My group has been using picornaviruses, a group of positive-strand RNA viruses as model systems. The common cold virus, hepatitis A virus, foot-and-mouth disease virus (FMDV) and poliovirus are members of the picornavirus family. During their replication, these viruses shut down or modulate a variety of cellular processes, such as RNA and protein synthesis, protein trafficking and membrane synthesis as well as causing changes in the morphology of the cell. This is an impressive achievement when one considers that the picornaviruses code for at most 14 mature viral proteins, compared to the thirty thousand genes of the host cell. In addition, the modifications are rapid. In cell culture at least, a foot-and-mouth disease virus or poliovirus infection is over within five hours.
We have been investigating the effects of selected picornaviruses on the rate of protein synthesis in the infected cell. For instance, during the infection by FMDV or by a common cold virus, the rate of protein synthesis initially drops as the host cell is prevented from translating its own capped mRNA; later, the rate rises again as translation begins on the newly synthesized viral RNA. What are the molecular events leading to these phenomena? Both viruses encode a proteinase which cleaves the host protein, eIF (eukaryotic initiation factor) 4G. This large, heterogeneous protein has binding sites for several proteins, including the initiation factors eIF4E and eIF3. eIF4E binds the cap-structure present at the 5´ end of most cellular mRNAs; eIF3 is a complex of 10 - 12 proteins which bind to the 40S ribosomal subunit. Thus, the capped mRNA is recruited to the ribosome through the ability of eIF4G to bind to eIF4E and eIF3. Cleavage of the eIF4G by the proteinases of FMDV and the common cold virus separates these two binding sites and prevents the recruitment of the mRNA. In contrast, the viral RNA is not capped; protein synthesis initiates on a higher-ordered RNA structure present in the 5´ non-translated region. Initiation from this element does not require eIF4E.
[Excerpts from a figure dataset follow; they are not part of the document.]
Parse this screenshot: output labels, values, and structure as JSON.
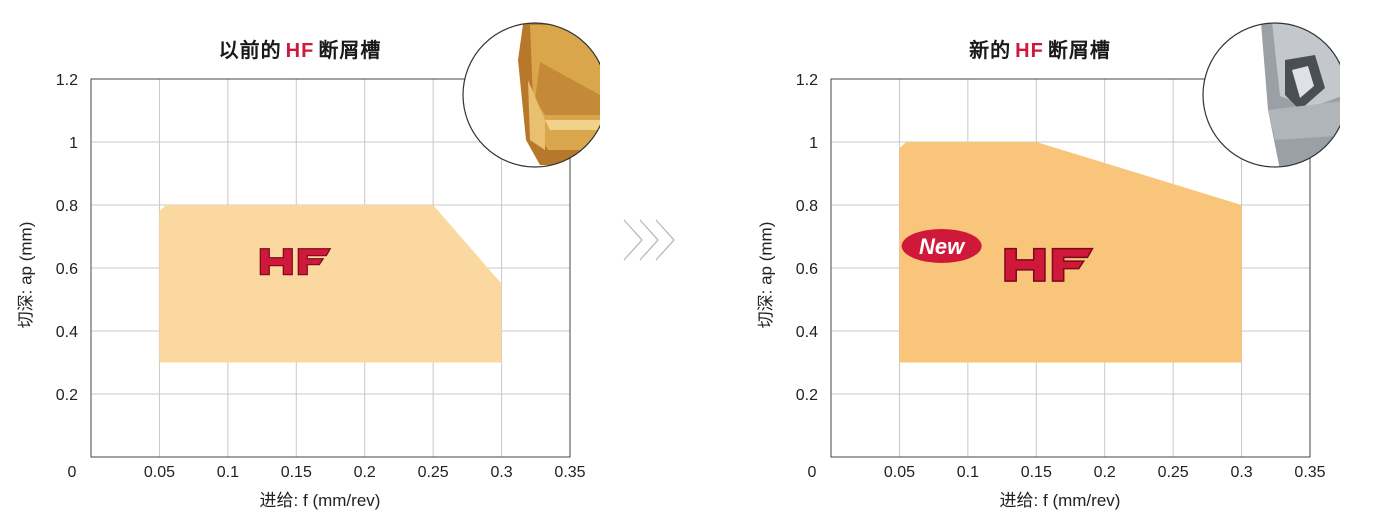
{
  "chart_data": [
    {
      "type": "area",
      "title_prefix": "以前的",
      "title_highlight": "HF",
      "title_suffix": "断屑槽",
      "xlabel": "进给: f (mm/rev)",
      "ylabel": "切深: ap (mm)",
      "xlim": [
        0,
        0.35
      ],
      "ylim": [
        0,
        1.2
      ],
      "x_ticks": [
        "0.05",
        "0.1",
        "0.15",
        "0.2",
        "0.25",
        "0.3",
        "0.35"
      ],
      "x_tick_values": [
        0.05,
        0.1,
        0.15,
        0.2,
        0.25,
        0.3,
        0.35
      ],
      "y_ticks": [
        "0.2",
        "0.4",
        "0.6",
        "0.8",
        "1",
        "1.2"
      ],
      "y_tick_values": [
        0.2,
        0.4,
        0.6,
        0.8,
        1.0,
        1.2
      ],
      "origin_label": "0",
      "grid": true,
      "region": {
        "points": [
          [
            0.05,
            0.3
          ],
          [
            0.05,
            0.78
          ],
          [
            0.055,
            0.8
          ],
          [
            0.25,
            0.8
          ],
          [
            0.3,
            0.55
          ],
          [
            0.3,
            0.3
          ]
        ],
        "color": "#fbd8a0",
        "label": "HF",
        "label_at": [
          0.15,
          0.62
        ]
      },
      "badge": null,
      "insert_color": "gold"
    },
    {
      "type": "area",
      "title_prefix": "新的",
      "title_highlight": "HF",
      "title_suffix": "断屑槽",
      "xlabel": "进给: f (mm/rev)",
      "ylabel": "切深: ap (mm)",
      "xlim": [
        0,
        0.35
      ],
      "ylim": [
        0,
        1.2
      ],
      "x_ticks": [
        "0.05",
        "0.1",
        "0.15",
        "0.2",
        "0.25",
        "0.3",
        "0.35"
      ],
      "x_tick_values": [
        0.05,
        0.1,
        0.15,
        0.2,
        0.25,
        0.3,
        0.35
      ],
      "y_ticks": [
        "0.2",
        "0.4",
        "0.6",
        "0.8",
        "1",
        "1.2"
      ],
      "y_tick_values": [
        0.2,
        0.4,
        0.6,
        0.8,
        1.0,
        1.2
      ],
      "origin_label": "0",
      "grid": true,
      "region": {
        "points": [
          [
            0.05,
            0.3
          ],
          [
            0.05,
            0.98
          ],
          [
            0.055,
            1.0
          ],
          [
            0.15,
            1.0
          ],
          [
            0.3,
            0.8
          ],
          [
            0.3,
            0.3
          ]
        ],
        "color": "#f9c57a",
        "label": "HF",
        "label_at": [
          0.16,
          0.61
        ]
      },
      "badge": {
        "text": "New",
        "at": [
          0.075,
          0.67
        ]
      },
      "insert_color": "silver"
    }
  ],
  "colors": {
    "accent_red": "#d0183a",
    "grid": "#c8c8c8",
    "axis": "#444444"
  },
  "transition_icon": "triple-chevron-right-icon"
}
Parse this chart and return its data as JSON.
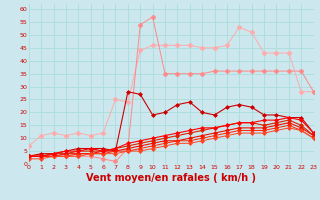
{
  "background_color": "#cce8ee",
  "grid_color": "#aadddd",
  "xlabel": "Vent moyen/en rafales ( km/h )",
  "xlabel_color": "#cc0000",
  "xlabel_fontsize": 7,
  "tick_color": "#cc0000",
  "ylim": [
    0,
    62
  ],
  "xlim": [
    0,
    23
  ],
  "yticks": [
    0,
    5,
    10,
    15,
    20,
    25,
    30,
    35,
    40,
    45,
    50,
    55,
    60
  ],
  "xticks": [
    0,
    1,
    2,
    3,
    4,
    5,
    6,
    7,
    8,
    9,
    10,
    11,
    12,
    13,
    14,
    15,
    16,
    17,
    18,
    19,
    20,
    21,
    22,
    23
  ],
  "series": [
    {
      "x": [
        0,
        1,
        2,
        3,
        4,
        5,
        6,
        7,
        8,
        9,
        10,
        11,
        12,
        13,
        14,
        15,
        16,
        17,
        18,
        19,
        20,
        21,
        22,
        23
      ],
      "y": [
        7,
        11,
        12,
        11,
        12,
        11,
        12,
        25,
        24,
        44,
        46,
        46,
        46,
        46,
        45,
        45,
        46,
        53,
        51,
        43,
        43,
        43,
        28,
        28
      ],
      "color": "#ffaaaa",
      "marker": "P",
      "linewidth": 0.7,
      "markersize": 3,
      "linestyle": "-"
    },
    {
      "x": [
        0,
        1,
        2,
        3,
        4,
        5,
        6,
        7,
        8,
        9,
        10,
        11,
        12,
        13,
        14,
        15,
        16,
        17,
        18,
        19,
        20,
        21,
        22,
        23
      ],
      "y": [
        3,
        3,
        3,
        3,
        3,
        3,
        2,
        1,
        6,
        54,
        57,
        35,
        35,
        35,
        35,
        36,
        36,
        36,
        36,
        36,
        36,
        36,
        36,
        28
      ],
      "color": "#ff8888",
      "marker": "P",
      "linewidth": 0.7,
      "markersize": 3,
      "linestyle": "-"
    },
    {
      "x": [
        0,
        1,
        2,
        3,
        4,
        5,
        6,
        7,
        8,
        9,
        10,
        11,
        12,
        13,
        14,
        15,
        16,
        17,
        18,
        19,
        20,
        21,
        22,
        23
      ],
      "y": [
        3,
        4,
        4,
        5,
        6,
        6,
        6,
        5,
        28,
        27,
        19,
        20,
        23,
        24,
        20,
        19,
        22,
        23,
        22,
        19,
        19,
        18,
        18,
        12
      ],
      "color": "#cc0000",
      "marker": "D",
      "linewidth": 0.8,
      "markersize": 2,
      "linestyle": "-"
    },
    {
      "x": [
        0,
        1,
        2,
        3,
        4,
        5,
        6,
        7,
        8,
        9,
        10,
        11,
        12,
        13,
        14,
        15,
        16,
        17,
        18,
        19,
        20,
        21,
        22,
        23
      ],
      "y": [
        3,
        3,
        4,
        4,
        5,
        5,
        5,
        6,
        7,
        8,
        9,
        10,
        11,
        12,
        13,
        14,
        15,
        16,
        16,
        15,
        16,
        17,
        15,
        11
      ],
      "color": "#dd2200",
      "marker": "D",
      "linewidth": 0.8,
      "markersize": 2,
      "linestyle": "-"
    },
    {
      "x": [
        0,
        1,
        2,
        3,
        4,
        5,
        6,
        7,
        8,
        9,
        10,
        11,
        12,
        13,
        14,
        15,
        16,
        17,
        18,
        19,
        20,
        21,
        22,
        23
      ],
      "y": [
        3,
        3,
        3,
        4,
        4,
        4,
        5,
        5,
        6,
        7,
        8,
        9,
        9,
        10,
        11,
        12,
        13,
        14,
        14,
        14,
        15,
        16,
        14,
        11
      ],
      "color": "#ee1100",
      "marker": "D",
      "linewidth": 0.8,
      "markersize": 2,
      "linestyle": "-"
    },
    {
      "x": [
        0,
        1,
        2,
        3,
        4,
        5,
        6,
        7,
        8,
        9,
        10,
        11,
        12,
        13,
        14,
        15,
        16,
        17,
        18,
        19,
        20,
        21,
        22,
        23
      ],
      "y": [
        3,
        3,
        3,
        3,
        4,
        4,
        4,
        5,
        5,
        6,
        7,
        8,
        9,
        9,
        10,
        11,
        12,
        13,
        13,
        13,
        14,
        15,
        13,
        10
      ],
      "color": "#ff2200",
      "marker": "D",
      "linewidth": 0.7,
      "markersize": 2,
      "linestyle": "-"
    },
    {
      "x": [
        0,
        1,
        2,
        3,
        4,
        5,
        6,
        7,
        8,
        9,
        10,
        11,
        12,
        13,
        14,
        15,
        16,
        17,
        18,
        19,
        20,
        21,
        22,
        23
      ],
      "y": [
        2,
        2,
        3,
        3,
        3,
        4,
        4,
        4,
        5,
        5,
        6,
        7,
        8,
        8,
        9,
        10,
        11,
        12,
        12,
        12,
        13,
        14,
        13,
        10
      ],
      "color": "#ff4422",
      "marker": "D",
      "linewidth": 0.7,
      "markersize": 2,
      "linestyle": "-"
    },
    {
      "x": [
        0,
        1,
        2,
        3,
        4,
        5,
        6,
        7,
        8,
        9,
        10,
        11,
        12,
        13,
        14,
        15,
        16,
        17,
        18,
        19,
        20,
        21,
        22,
        23
      ],
      "y": [
        3,
        3,
        4,
        5,
        5,
        6,
        5,
        6,
        8,
        9,
        10,
        11,
        12,
        13,
        14,
        14,
        15,
        16,
        16,
        17,
        17,
        18,
        17,
        12
      ],
      "color": "#ff0000",
      "marker": "D",
      "linewidth": 0.8,
      "markersize": 2,
      "linestyle": "-"
    }
  ]
}
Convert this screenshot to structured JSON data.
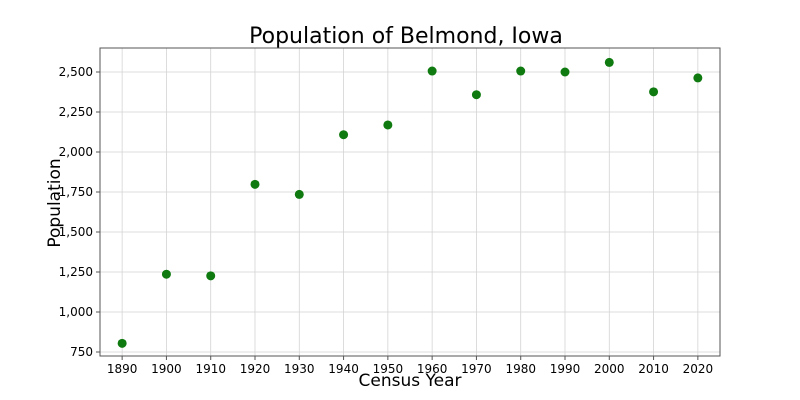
{
  "chart_data": {
    "type": "scatter",
    "title": "Population of Belmond, Iowa",
    "xlabel": "Census Year",
    "ylabel": "Population",
    "x": [
      1890,
      1900,
      1910,
      1920,
      1930,
      1940,
      1950,
      1960,
      1970,
      1980,
      1990,
      2000,
      2010,
      2020
    ],
    "y": [
      804,
      1236,
      1226,
      1798,
      1735,
      2108,
      2169,
      2506,
      2358,
      2506,
      2500,
      2560,
      2376,
      2463
    ],
    "xlim": [
      1885,
      2025
    ],
    "ylim": [
      725,
      2650
    ],
    "xticks": [
      1890,
      1900,
      1910,
      1920,
      1930,
      1940,
      1950,
      1960,
      1970,
      1980,
      1990,
      2000,
      2010,
      2020
    ],
    "xtick_labels": [
      "1890",
      "1900",
      "1910",
      "1920",
      "1930",
      "1940",
      "1950",
      "1960",
      "1970",
      "1980",
      "1990",
      "2000",
      "2010",
      "2020"
    ],
    "yticks": [
      750,
      1000,
      1250,
      1500,
      1750,
      2000,
      2250,
      2500
    ],
    "ytick_labels": [
      "750",
      "1,000",
      "1,250",
      "1,500",
      "1,750",
      "2,000",
      "2,250",
      "2,500"
    ],
    "grid": true,
    "marker_color": "#0f7a0f"
  }
}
Despite using a common mechanism, the FMDV L proteinase and the common cold virus 2A proteinase which cleave eIF4G do not share any structural similarities. The FMDV L proteinase is a papain-like cysteine proteinase; its structure has been determined in a collaboration with Alba Guarné and Ignacio Fita in Barcelona and my group. In contrast, the 2A proteinase of the common cold virus is a cysteine proteinase with a fold resembling that of a chymotrypsin-like serine proteinase. The differences are not just structural; they also give rise to different substrate specificities, as the L proteinase and the 2A proteinase cleave the eIF4G at sites lying six amino acids apart.
Present work is focussed on structure-function relationships within the FMDV L proteinase and 2A proteinase. Data will be presented on how exactly the proteinase recognise their substrates, how catalysis is achieved and whether the enzymes can cleave other proteins in the infected cell.